Millard Public Schools analysis highlights potential consequence of the cap
In Nebraska’s school funding formula, a district’s resources are determined by its property valuations. When property valuations go up, a school is determined under the formula to have increased resources, which decreases the amount of state aid they will receive. The cap proposed in LR 22CA and LB 408 would create a distortion in that mechanism, and would likely have the effect of limiting spending growth for many school districts well below 3%.
The Millard Public School District’s average spending growth over the past ten years was 2.1%. From FY17 to FY18, the district had a 12% increase in property tax revenue, an 11.2% decrease in state revenue, for a total revenue decrease of 1.5%. If LR 22CA had been in place, Millard’s property tax revenue increase would have been held to 3%, but the district’s increase in valuation still would have triggered an 11.2% decrease in state revenue, resulting in a 5% decrease in total revenue.
Over time, these effects would compound and force Millard and schools in similar situations to go to a vote of the people to override the property tax cap, which would be time-consuming and expensive, or make damaging cuts to the programs and services districts offer students.

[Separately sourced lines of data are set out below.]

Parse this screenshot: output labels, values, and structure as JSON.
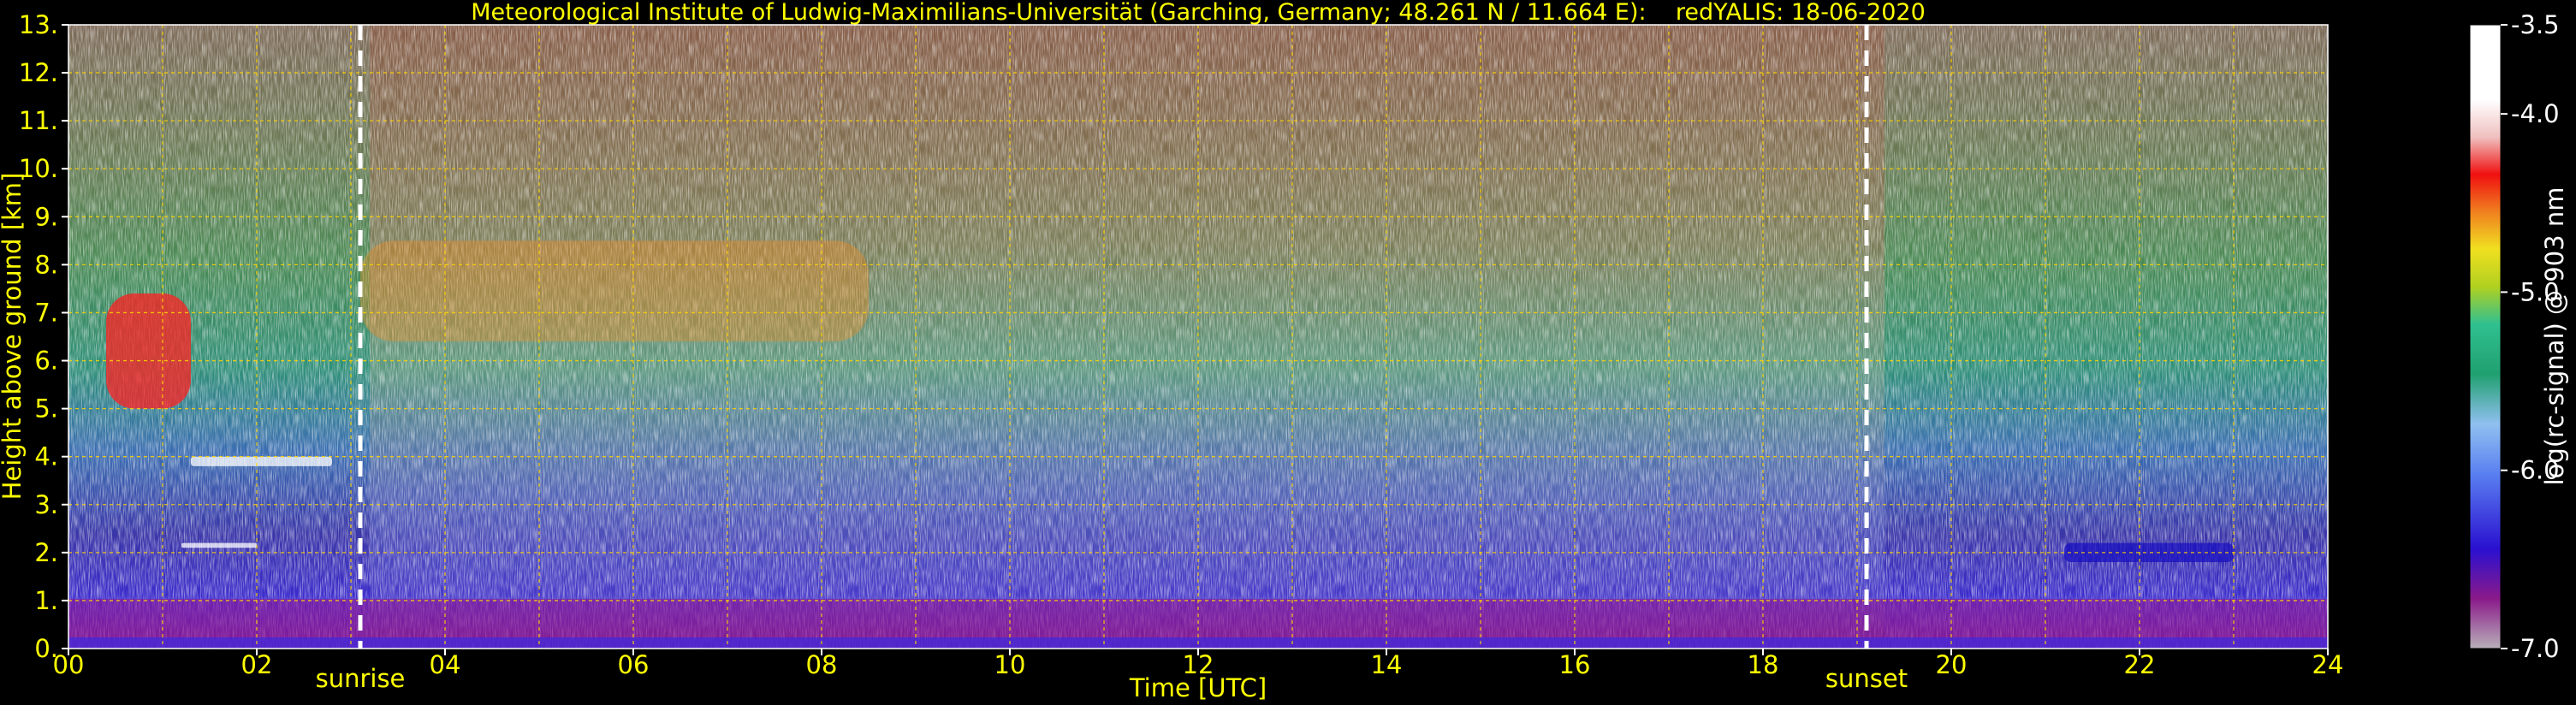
{
  "chart_data": {
    "type": "heatmap",
    "title": "Meteorological Institute of Ludwig-Maximilians-Universität (Garching, Germany; 48.261 N / 11.664 E):    redYALIS: 18-06-2020",
    "xlabel": "Time [UTC]",
    "ylabel": "Height above ground [km]",
    "xlim": [
      0,
      24
    ],
    "ylim": [
      0,
      13
    ],
    "x_ticks": [
      "00",
      "02",
      "04",
      "06",
      "08",
      "10",
      "12",
      "14",
      "16",
      "18",
      "20",
      "22",
      "24"
    ],
    "y_ticks": [
      "0.",
      "1.",
      "2.",
      "3.",
      "4.",
      "5.",
      "6.",
      "7.",
      "8.",
      "9.",
      "10.",
      "11.",
      "12.",
      "13."
    ],
    "grid": true,
    "events": [
      {
        "label": "sunrise",
        "time": 3.1
      },
      {
        "label": "sunset",
        "time": 19.1
      }
    ],
    "colorbar": {
      "label": "log(rc-signal) @ 903 nm",
      "range": [
        -7.0,
        -3.5
      ],
      "ticks": [
        "-3.5",
        "-4.0",
        "-5.0",
        "-6.0",
        "-7.0"
      ]
    },
    "cloud_features": [
      {
        "time_start": 0.4,
        "time_end": 1.3,
        "height_bottom": 5.0,
        "height_top": 7.4
      },
      {
        "time_start": 3.1,
        "time_end": 8.5,
        "height_bottom": 6.4,
        "height_top": 8.5
      },
      {
        "time_start": 1.3,
        "time_end": 2.8,
        "height_bottom": 3.8,
        "height_top": 4.0
      },
      {
        "time_start": 1.2,
        "time_end": 2.0,
        "height_bottom": 2.1,
        "height_top": 2.2
      },
      {
        "time_start": 21.2,
        "time_end": 23.0,
        "height_bottom": 1.8,
        "height_top": 2.2
      }
    ]
  }
}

Revenue mix would determine the cap’s impact on other localities
The impact of the cap on other political subdivisions will differ depending on their mix of revenue streams. Community colleges, for example, rely on property taxes, state aid and tuition. So if property taxes are capped at 3% and state aid is flat, they would be forced to raise tuition to even get to 2% or 3% spending growth. Given the important role community colleges play in addressing workforce training and development, it could be counterproductive to create revenue and spending issues for these vital entities.

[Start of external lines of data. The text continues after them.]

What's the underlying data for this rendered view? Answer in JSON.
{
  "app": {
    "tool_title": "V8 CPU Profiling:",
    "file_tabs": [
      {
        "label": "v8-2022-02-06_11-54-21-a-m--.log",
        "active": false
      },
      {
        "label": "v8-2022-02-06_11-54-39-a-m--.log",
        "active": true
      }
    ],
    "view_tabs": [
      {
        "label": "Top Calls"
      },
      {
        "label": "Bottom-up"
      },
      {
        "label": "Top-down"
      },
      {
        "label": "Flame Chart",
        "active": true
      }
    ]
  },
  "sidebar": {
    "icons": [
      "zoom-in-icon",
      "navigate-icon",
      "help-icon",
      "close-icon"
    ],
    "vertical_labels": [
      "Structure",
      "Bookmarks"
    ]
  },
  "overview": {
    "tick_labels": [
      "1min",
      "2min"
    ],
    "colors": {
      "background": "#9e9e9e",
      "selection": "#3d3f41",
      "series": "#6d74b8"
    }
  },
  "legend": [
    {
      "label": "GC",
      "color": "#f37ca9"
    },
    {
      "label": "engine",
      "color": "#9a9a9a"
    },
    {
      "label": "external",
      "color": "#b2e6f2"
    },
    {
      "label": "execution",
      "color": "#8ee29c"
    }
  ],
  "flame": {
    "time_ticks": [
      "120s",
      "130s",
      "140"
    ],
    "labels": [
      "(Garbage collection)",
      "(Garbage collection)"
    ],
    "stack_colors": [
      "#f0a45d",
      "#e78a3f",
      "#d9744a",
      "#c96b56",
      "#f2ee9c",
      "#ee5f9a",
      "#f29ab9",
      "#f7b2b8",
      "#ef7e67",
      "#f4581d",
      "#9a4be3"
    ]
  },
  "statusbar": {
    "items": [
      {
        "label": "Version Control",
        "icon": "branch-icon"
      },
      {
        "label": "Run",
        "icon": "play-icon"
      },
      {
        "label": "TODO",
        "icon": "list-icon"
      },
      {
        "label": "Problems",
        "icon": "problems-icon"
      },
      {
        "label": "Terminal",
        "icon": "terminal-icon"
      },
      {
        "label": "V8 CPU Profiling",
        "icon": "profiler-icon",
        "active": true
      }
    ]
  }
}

Some cities might be able to make up for the loss of property tax revenues by increasing local option sales taxes, occupation taxes or fines and fees. While these options may help cities avoid service cuts, they are all regressive measures that would shift the tax load increasingly onto low- and middle-income Nebraskans. However, cities that are already fully utilizing local option sales taxes could find themselves in a situation where their revenue is going to be squeezed, possibly well below 3% growth.
Measures could prevent locally elected officials from addressing community needs
The proposed cap could hinder locally-elected officials — who have a better understanding of their constituent needs and desires than do state legislators who might live hundreds of miles from affected communities — from making needed policy choices in response to natural disasters like floods or tornadoes. The cap also could prevent smaller local entities from being able to purchase needed construction equipment or make other investments their constituents find necessary.
Cap is a flawed approach to a complex issue
The issue of property tax revenue growth is just one piece of a much larger puzzle. Failing to consider the larger tax picture when trying to address Nebraska’s long-running issues with overreliance on property taxes is likely to create more problems than it solves.